Some of this gap may be attributed to the disproportionate suspension and expulsion rates among all African Americans, but particularly boys. As of 2007, 16% of all black males had been expelled from school, in contrast to 1% of all white males—making prison a more likely outcome than college.
If the only problem was that boys were boys, men (mainly white and middle-class) would not continue to occupy the highest echelons of leadership, both in politics and business. It is a misnomer to think of all boys as “at risk.” If we disaggregate the data, it becomes clear that race and ethnicity are powerful predictors of which boys are likely to succeed in school and in society.
In the early part of the twentieth century, when schooling became mandatory throughout the United States, the “boy problem” was also a widely discussed issue. In his book Laggards in our Midst, published in 1913, social analyst Leonard Ayres lamented that boys were 17% more likely to be behind in grade school than girls, making a claim that is often reiterated today: “These facts mean that our schools as present constituted are far better fitted to the needs of the girls than they are of the boys.”

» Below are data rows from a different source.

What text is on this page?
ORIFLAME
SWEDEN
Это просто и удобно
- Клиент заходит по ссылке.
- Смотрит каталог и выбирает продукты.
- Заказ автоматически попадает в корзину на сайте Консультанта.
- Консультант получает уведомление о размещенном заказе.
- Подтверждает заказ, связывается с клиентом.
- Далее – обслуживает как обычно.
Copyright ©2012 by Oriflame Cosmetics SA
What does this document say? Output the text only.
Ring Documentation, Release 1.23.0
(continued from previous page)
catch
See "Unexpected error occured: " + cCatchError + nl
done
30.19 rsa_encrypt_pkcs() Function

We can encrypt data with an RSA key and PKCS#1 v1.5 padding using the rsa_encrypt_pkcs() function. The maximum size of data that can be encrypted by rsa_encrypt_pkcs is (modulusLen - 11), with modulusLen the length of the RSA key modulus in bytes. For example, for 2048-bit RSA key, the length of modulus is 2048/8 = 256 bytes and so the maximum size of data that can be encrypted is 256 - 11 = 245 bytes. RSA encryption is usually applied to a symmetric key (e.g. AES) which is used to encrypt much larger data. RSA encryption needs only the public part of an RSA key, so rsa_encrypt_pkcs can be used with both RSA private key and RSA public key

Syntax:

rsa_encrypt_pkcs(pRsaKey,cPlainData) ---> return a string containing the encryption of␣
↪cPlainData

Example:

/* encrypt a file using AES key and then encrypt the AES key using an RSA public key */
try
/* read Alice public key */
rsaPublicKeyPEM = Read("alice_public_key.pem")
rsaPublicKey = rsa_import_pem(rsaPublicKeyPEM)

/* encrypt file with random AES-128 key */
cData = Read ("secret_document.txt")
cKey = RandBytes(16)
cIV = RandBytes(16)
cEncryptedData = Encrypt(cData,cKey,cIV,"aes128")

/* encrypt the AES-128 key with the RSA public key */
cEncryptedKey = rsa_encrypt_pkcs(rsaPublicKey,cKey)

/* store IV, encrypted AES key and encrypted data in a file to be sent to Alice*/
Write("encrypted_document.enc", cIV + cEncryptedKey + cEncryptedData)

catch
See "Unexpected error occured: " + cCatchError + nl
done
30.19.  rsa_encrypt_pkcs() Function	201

Many of the “laggards” that Ayres discussed were immigrant and working-class boys who regarded schools as punitive institutions meant to reign in their freedom to work and to play. “School is for sissies” was the cry of many of a young delinquent. Boys’ resistance to school sometimes landed them in pseudo-reform schools for truants from which many launched delinquent careers. What we now call the school-to-prison pipeline was well established, especially for ethnic and impoverished youth.
Boys also outnumbered girls in early special education schools and classes. By 1918, the U. S. Office of Education reported that in classes for children who were deemed subpar intellectually, boys were twice as likely to be enrolled, often for dubious reason.
While boys (and only upper-class youth attended college for the most part) attended college more often than girls, it was not because of their academic superiority but because of gender barriers. Girls (and male youth of color) were being pushed out of college.
Efforts to confront today’s “boy problem” in public education suffer from a want of historical perspective. Assuming that the problem is new, related to gains in women’s equality, or specific to a particular racial group, we have been slow to examine how ideas about masculinity intersect with social marginalization to make our least privileged boys more at risk of failure than their female counterparts. Just as importantly, many contemporary schools and classes for boys promulgate assumptions about the nature of boys that have been with us for centuries.
In schools and programs that early twentieth century educators built for boys, they utilized male role models, tough love, and schooling in proper masculinity as solutions to producing successful young men. Given the enduring character of the boy problem, it is time to discard time-worn truisms and re-think the role of gender, race, and class in creating and re-creating the boy problem.